The contract would also regulate how game photographs can be used after they have appeared in a newspaper.

The contract requires photos from games be used, "only in connection with news coverage of, or magazines, books and stories about the games." Newspapers would not be allowed to use their own game pictures on T-shirts, coffee mugs or other paraphernalia sold to the public. These items are used to promote newspapers facing stiff competition in a tough business.

These provisions are the result of recent negotiations between MLB and lawyers for major newspapers. The original contract MLB presented newspapers was more onerous. While the newspapers and MLB have seemed to reach a compromise, this whole situation is problematic.

Selig has enough trouble running baseball. Now, he and his lackeys are going to try running newspapers, too? MLB is using a media credential as a hammer to prevent newspapers from doing their business. The original purpose of a credential was to allow reporters and photographers to cover a game.

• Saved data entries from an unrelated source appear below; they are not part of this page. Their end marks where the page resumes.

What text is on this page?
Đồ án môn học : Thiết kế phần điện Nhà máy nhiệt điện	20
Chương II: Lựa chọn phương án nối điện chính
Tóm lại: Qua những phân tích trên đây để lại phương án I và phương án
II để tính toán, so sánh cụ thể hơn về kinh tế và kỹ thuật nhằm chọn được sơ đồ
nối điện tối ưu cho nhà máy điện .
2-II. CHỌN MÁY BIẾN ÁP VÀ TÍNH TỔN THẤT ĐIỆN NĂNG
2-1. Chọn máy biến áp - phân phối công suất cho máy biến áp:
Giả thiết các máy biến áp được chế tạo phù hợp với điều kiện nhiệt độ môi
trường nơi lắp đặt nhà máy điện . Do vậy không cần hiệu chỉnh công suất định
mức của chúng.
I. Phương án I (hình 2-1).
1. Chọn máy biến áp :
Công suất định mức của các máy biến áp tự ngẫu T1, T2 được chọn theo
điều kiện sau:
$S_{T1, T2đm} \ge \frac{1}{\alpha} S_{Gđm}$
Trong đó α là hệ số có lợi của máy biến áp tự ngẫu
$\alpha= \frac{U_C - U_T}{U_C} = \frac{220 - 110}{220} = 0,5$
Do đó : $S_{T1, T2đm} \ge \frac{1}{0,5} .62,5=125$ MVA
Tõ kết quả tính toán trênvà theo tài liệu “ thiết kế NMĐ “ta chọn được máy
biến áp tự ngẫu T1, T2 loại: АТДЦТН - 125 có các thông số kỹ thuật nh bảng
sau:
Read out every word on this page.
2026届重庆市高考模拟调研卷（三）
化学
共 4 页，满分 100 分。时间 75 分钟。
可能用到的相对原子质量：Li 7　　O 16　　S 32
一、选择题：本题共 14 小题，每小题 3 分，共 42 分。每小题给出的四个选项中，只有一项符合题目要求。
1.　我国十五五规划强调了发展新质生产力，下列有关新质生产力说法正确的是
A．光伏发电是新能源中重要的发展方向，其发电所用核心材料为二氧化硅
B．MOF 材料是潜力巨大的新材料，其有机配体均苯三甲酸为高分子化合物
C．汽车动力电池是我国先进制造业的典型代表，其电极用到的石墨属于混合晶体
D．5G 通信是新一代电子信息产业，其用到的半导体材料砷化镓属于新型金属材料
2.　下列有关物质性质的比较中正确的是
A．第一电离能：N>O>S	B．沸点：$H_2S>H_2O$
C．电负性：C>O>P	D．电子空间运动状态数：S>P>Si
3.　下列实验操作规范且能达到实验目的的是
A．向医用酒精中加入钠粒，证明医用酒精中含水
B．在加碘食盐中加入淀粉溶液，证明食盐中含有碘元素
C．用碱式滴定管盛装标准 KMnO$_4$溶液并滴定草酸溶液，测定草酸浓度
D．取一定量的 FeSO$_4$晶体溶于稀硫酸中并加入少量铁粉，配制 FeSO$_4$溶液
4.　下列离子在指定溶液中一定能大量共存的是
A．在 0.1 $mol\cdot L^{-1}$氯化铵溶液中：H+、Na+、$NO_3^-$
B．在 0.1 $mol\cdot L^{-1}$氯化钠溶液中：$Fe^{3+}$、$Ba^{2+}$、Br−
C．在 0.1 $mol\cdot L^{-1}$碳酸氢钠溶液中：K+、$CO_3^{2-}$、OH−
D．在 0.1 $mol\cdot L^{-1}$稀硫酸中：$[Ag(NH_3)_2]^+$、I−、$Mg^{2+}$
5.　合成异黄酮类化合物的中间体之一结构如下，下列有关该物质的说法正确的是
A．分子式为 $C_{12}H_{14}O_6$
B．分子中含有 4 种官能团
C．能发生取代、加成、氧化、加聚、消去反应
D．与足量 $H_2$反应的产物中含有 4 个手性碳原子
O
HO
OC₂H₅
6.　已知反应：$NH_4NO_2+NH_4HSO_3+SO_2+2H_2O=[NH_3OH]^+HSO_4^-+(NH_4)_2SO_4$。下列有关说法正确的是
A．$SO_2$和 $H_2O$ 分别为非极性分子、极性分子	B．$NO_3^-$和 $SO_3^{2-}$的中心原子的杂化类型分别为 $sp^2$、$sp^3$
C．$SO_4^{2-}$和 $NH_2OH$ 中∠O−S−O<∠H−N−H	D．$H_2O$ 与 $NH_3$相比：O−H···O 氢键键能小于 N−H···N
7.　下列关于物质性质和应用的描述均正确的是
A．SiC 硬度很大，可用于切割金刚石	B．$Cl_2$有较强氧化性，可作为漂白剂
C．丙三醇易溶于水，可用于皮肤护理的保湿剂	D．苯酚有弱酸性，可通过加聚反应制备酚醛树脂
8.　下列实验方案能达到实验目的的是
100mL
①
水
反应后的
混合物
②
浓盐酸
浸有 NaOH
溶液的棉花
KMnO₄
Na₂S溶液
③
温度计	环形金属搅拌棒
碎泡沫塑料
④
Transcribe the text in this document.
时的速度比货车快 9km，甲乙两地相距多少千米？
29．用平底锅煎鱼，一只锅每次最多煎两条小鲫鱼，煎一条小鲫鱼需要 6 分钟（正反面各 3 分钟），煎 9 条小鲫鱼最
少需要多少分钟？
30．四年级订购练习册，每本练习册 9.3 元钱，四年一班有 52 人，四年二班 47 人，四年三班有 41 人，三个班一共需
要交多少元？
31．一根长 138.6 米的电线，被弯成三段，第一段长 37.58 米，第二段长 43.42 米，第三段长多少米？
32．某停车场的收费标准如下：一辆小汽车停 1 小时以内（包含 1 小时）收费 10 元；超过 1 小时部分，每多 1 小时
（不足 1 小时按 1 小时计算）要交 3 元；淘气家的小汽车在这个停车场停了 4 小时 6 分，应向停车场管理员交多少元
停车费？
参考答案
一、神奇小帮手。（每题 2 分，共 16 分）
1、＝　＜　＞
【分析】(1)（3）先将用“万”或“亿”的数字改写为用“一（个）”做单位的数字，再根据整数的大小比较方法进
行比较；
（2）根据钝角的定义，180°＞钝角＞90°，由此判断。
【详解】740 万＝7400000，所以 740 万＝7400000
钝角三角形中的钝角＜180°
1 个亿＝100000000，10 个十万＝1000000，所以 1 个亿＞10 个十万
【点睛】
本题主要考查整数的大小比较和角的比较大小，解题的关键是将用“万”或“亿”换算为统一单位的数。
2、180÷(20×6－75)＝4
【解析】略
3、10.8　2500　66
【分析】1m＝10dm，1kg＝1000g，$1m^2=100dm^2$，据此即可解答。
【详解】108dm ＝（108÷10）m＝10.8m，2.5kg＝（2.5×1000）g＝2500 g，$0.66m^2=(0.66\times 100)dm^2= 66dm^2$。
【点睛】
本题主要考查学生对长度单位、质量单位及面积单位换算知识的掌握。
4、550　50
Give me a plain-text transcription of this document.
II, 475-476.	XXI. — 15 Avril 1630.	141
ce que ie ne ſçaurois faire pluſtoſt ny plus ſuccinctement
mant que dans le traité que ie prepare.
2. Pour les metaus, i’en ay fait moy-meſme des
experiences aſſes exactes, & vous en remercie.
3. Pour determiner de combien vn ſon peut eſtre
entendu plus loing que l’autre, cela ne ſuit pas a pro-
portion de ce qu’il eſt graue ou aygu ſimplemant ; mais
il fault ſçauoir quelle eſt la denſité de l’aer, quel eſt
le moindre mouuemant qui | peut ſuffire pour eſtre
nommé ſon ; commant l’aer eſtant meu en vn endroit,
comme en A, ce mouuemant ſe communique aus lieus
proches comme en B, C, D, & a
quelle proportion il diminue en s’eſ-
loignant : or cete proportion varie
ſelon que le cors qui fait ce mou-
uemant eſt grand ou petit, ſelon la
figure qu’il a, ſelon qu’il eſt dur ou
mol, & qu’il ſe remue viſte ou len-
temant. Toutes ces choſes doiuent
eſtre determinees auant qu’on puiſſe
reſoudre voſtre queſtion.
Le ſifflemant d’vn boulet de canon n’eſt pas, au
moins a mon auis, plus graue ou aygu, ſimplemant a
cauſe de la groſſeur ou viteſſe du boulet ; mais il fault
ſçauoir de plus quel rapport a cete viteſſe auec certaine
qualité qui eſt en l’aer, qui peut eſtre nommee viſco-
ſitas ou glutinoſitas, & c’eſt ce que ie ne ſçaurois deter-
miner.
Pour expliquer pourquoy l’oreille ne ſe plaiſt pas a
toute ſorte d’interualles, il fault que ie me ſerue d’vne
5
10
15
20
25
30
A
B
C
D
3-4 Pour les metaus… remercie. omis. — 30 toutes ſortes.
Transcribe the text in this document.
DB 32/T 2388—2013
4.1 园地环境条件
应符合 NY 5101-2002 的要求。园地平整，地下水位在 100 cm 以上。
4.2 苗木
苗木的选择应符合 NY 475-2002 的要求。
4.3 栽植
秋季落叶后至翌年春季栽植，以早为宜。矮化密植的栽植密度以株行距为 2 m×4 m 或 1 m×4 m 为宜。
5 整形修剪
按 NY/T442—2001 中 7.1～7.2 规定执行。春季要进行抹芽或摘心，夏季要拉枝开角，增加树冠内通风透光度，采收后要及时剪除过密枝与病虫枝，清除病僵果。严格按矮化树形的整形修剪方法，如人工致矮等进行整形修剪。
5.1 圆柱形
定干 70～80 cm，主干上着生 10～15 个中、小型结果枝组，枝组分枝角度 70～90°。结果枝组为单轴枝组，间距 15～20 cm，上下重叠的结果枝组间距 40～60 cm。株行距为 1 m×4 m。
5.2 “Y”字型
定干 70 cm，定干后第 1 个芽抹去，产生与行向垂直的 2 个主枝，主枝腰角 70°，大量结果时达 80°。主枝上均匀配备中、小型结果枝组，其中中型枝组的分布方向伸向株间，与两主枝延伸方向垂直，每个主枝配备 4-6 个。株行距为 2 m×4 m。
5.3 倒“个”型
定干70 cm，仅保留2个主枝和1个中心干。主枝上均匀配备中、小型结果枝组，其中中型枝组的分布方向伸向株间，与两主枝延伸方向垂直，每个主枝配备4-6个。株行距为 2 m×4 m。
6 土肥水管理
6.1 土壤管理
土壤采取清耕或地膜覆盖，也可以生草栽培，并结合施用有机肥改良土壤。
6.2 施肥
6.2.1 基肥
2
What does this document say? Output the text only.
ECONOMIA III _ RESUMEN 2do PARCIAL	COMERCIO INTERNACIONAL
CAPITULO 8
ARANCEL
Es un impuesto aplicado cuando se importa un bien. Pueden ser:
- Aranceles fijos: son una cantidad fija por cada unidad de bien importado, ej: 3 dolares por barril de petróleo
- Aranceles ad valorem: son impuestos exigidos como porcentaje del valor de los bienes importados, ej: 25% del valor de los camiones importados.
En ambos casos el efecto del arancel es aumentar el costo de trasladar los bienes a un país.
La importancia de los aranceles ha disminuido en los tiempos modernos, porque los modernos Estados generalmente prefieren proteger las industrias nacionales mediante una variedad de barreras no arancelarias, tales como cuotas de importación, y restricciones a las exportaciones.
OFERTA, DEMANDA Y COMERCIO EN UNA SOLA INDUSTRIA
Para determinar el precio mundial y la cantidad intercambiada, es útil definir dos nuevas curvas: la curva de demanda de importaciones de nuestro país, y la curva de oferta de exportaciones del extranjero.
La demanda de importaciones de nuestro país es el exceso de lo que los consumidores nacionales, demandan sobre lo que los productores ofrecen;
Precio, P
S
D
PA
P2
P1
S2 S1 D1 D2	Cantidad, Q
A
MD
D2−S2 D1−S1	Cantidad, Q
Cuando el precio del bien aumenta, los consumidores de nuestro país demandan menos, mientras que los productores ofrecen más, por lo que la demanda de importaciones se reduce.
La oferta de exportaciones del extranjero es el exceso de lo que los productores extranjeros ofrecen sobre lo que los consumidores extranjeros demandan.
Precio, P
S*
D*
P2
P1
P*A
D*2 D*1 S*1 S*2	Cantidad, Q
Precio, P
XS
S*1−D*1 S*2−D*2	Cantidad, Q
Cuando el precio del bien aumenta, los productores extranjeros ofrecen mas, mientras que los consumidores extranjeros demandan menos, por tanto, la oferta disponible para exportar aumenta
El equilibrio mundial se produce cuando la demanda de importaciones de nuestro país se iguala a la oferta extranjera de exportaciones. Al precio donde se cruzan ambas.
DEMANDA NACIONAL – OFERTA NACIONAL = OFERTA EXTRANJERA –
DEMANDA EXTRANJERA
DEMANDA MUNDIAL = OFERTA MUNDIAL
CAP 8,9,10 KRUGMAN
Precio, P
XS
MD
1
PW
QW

Selig is using the credential to advance MLB's own business agenda. This is nothing more than a money grab - a stab at a new revenue stream for MLB.

The transmission clause in the contract is all about Selig protecting MLB's Internet business. Last season, the commissioner hailed MLB's Internet operation as a potential gold mine for baseball. But baseball sources say MLB's Internet business is already losing millions. No wonder Selig is in a desperate hunt for new sources of dough.

Selig had no concern for sports editors, nor did he consult with them before trying to impose the contract. The Daily News found out about it about a week before Opening Day when a messenger went to Yankee Stadium to pick up media credentials. The messenger was presented with the contract and told to sign it. He didn't.

Newspaper editors around the country will have to decide if they are going to approve this contract. I would not. Over the years, the rights of reporters and photographers - in terms of access - have been eroded, sacrificed to TV networks who pay big bucks to air baseball games.

THESE NETWORKS, whether it be Fox, which will pay baseball $2.5 billion over six years, or MSG, which is paying the Yankees $52 million in a one-year deal, do not serve the public as independent reporters. They are partners of MLB.

If newspaper editors agree to Selig's contract, they may find themselves collaborators in their own demise when it comes to covering baseball. I know how the deal works. Giving in to Selig will only embolden MLB suits.

Pictures on T-shirts is only the beginning. How long until a credential is revoked over a muckraking story?